Hi, well I have like 1000 images on the same page, unfortunately I can't use sprites on them, as the number of images increases continuously. So you can imagine it sends 1000 http requests, so it takes lots of time for the images to load plus it's not good experience for the visitors. I have seen one of the scripts named as Lazy Load, but I was thinking if there is more SMARTER WAY of loading images (good regarding SEO, loads images faster and is good for user experience). So, I was wondering if there is a way out to loading images in a better way?
You can still use sprites if the sprite file is generated dynamically but it may not be practical. Have you thought of breaking the content up onto multiple pages? Or what about multiple subdomains so that more are called at the same time?

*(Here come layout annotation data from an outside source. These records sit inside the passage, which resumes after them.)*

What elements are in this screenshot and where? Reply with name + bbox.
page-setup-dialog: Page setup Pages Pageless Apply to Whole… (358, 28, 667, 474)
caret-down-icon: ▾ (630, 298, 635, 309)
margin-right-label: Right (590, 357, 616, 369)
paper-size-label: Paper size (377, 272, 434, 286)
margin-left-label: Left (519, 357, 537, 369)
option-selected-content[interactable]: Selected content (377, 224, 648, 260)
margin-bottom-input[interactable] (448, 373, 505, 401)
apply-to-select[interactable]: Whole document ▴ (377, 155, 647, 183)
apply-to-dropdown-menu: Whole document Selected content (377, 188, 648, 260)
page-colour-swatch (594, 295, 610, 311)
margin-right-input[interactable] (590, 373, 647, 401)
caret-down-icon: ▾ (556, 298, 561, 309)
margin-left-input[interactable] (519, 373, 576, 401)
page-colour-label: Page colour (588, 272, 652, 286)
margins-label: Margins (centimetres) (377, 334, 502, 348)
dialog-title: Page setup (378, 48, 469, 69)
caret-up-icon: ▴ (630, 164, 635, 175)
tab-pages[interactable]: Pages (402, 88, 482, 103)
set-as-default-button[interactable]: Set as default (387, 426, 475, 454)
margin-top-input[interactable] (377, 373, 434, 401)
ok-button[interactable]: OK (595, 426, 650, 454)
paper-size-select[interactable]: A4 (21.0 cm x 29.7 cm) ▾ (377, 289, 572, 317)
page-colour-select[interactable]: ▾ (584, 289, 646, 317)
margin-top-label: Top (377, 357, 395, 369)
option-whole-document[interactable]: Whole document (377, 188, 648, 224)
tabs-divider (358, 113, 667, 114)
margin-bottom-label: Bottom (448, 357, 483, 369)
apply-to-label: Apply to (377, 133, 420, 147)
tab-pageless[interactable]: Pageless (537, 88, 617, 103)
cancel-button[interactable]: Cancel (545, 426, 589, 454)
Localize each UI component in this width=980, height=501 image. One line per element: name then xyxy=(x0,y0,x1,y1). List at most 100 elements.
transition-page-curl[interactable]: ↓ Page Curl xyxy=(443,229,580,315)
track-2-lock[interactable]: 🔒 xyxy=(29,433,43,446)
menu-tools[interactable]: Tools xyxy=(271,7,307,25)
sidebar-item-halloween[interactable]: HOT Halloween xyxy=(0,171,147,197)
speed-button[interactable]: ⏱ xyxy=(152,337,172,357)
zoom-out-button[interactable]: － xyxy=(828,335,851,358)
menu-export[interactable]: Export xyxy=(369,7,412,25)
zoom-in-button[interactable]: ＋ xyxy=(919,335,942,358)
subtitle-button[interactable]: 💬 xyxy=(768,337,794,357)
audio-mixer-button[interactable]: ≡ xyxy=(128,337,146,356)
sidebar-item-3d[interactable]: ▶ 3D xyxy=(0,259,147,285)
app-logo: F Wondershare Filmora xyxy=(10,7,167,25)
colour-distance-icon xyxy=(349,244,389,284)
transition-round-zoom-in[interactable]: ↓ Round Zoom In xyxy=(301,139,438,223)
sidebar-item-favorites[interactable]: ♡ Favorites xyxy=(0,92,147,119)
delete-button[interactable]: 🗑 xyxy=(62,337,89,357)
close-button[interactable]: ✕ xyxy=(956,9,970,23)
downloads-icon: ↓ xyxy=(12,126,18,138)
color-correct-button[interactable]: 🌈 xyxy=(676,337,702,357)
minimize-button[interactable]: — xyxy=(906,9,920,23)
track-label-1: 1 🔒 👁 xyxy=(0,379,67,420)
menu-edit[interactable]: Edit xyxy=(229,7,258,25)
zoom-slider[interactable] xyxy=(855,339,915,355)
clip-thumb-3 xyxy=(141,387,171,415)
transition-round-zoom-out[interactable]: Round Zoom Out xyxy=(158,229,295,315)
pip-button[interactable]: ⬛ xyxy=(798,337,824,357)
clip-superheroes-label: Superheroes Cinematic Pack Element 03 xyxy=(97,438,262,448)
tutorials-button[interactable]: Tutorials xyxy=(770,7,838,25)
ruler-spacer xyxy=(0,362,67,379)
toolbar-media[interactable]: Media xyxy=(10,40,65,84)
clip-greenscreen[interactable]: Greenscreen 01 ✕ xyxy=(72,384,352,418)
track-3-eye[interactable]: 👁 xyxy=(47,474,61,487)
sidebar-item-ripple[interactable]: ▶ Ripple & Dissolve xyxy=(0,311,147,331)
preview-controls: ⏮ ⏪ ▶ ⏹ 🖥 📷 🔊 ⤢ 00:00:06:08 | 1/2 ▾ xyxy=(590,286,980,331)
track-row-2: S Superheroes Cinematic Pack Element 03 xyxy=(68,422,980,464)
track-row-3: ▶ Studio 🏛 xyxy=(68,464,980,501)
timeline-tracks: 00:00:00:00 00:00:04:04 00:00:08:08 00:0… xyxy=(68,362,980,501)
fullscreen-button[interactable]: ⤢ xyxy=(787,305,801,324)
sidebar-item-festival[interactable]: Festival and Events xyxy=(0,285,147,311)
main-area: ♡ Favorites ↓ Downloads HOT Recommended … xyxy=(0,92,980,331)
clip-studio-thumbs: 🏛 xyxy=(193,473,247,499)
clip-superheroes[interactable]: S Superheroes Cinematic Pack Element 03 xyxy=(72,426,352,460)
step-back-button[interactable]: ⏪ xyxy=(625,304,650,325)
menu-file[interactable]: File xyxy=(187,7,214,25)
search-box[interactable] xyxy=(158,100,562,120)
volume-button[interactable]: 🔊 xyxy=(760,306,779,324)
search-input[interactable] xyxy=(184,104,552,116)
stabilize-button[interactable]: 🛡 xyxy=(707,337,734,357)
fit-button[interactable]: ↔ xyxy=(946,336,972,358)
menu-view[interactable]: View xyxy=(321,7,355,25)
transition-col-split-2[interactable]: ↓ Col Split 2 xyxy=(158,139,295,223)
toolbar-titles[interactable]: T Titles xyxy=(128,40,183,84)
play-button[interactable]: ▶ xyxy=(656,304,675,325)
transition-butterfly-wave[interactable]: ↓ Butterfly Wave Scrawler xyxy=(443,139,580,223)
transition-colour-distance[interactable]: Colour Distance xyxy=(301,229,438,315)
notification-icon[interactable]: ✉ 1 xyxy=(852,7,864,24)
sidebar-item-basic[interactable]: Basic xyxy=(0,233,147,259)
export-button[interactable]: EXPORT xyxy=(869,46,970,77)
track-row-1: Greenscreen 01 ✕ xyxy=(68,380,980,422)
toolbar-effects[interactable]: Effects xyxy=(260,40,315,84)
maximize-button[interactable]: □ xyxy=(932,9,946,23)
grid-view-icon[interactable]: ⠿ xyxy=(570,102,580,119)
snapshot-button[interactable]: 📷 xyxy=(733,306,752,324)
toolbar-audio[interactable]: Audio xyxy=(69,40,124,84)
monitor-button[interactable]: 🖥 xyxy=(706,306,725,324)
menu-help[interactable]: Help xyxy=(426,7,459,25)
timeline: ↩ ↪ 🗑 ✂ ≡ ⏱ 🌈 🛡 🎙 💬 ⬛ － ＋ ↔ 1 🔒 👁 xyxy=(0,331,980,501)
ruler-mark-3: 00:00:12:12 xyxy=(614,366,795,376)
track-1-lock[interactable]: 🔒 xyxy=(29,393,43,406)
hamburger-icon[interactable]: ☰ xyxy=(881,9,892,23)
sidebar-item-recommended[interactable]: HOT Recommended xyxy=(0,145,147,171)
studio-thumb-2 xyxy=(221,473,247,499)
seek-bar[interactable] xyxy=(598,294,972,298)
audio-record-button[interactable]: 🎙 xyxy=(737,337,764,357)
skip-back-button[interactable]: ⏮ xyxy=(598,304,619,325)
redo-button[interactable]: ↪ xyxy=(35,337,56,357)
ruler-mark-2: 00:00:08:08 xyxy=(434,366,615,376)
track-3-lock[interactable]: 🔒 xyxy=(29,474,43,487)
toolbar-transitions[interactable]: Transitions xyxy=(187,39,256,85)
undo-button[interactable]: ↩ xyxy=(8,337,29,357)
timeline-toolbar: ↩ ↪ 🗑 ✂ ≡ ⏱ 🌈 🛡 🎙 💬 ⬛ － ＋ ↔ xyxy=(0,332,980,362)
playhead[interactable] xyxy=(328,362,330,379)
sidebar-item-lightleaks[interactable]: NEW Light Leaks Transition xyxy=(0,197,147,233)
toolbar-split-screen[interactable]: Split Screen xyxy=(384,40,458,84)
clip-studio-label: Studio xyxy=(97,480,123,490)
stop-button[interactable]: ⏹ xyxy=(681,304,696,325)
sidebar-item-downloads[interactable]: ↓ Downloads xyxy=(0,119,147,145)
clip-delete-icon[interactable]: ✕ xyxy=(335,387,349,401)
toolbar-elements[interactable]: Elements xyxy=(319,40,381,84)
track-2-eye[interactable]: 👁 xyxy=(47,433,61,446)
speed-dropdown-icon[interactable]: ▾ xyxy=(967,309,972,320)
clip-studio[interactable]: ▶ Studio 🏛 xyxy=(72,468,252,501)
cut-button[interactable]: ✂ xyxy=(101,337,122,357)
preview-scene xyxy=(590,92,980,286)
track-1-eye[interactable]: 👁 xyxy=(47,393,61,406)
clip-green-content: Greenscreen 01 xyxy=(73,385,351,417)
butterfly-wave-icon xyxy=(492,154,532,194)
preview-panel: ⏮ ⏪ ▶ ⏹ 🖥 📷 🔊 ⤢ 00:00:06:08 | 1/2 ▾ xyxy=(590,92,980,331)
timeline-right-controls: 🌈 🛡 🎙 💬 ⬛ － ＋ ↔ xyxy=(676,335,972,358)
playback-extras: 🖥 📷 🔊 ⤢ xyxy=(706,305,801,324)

If generating sprites isnt possible, you can host images on a cdn ? it might help in loading images faster and also good for SEO also Google's PageSpeed tells to use a cdn in case of huge multimedia content (images / js , etc)
Well splitting them into many pages will not be possible as you can see the reason here, I will show you a test page, its not based on 1000 images but its the same style of page that I am talking about, here is the link http://bloghutsbeta.blogspot.com/2012/03/testing-2_04.html Can you give any suggestion if the page is like that, You can see sprites one of a headache, and splitting it into many pages, I don't know if its possible with this quicksand plugin.
CDN, well I am not that rich to have one CDN for myself, can you tell me any idea, like if there is any image hosting that is providing cdn?
CDN DOESNT MEAN U NEED MONEY ok here is the secret : get a info from godaddy (just for 1$) host your domain via cloudflare( FREE) get a shared hosting (10$ per year) so total 11$ a year , and believe me cloudflare , if its static on domain, your loading 1000 images will load like 2 seconds after 1st time
Well thanks for the information I guess I have to look in that direction too, can you provide with a good page which explains CDN as on google when I look for CDN it is always something that I am not looking for.
The hosting is irrelevant, they will always load quickly "after 1st time" - it's called caching. The only hindrance I can see is that its blogspot which it really shouldn't be. However if you have your own site hosted elsewhere then the images and the script that generates the sprites can be on that second site. You don't have to do it manually, just write a php script to work through the images and generate the sprites file(s).
This Wikipedia article on Content Delivery Networks (CDN) is good. Here's how CloudFlare's CDN works. "The only hindrance I can see is that its blogspot which it really shouldn't be." If the site in question is yourname.blogspot.com, then this couldn't be added to CloudFlare. You would need to have a custom domain (yourdomain.com) and have control over the DNS.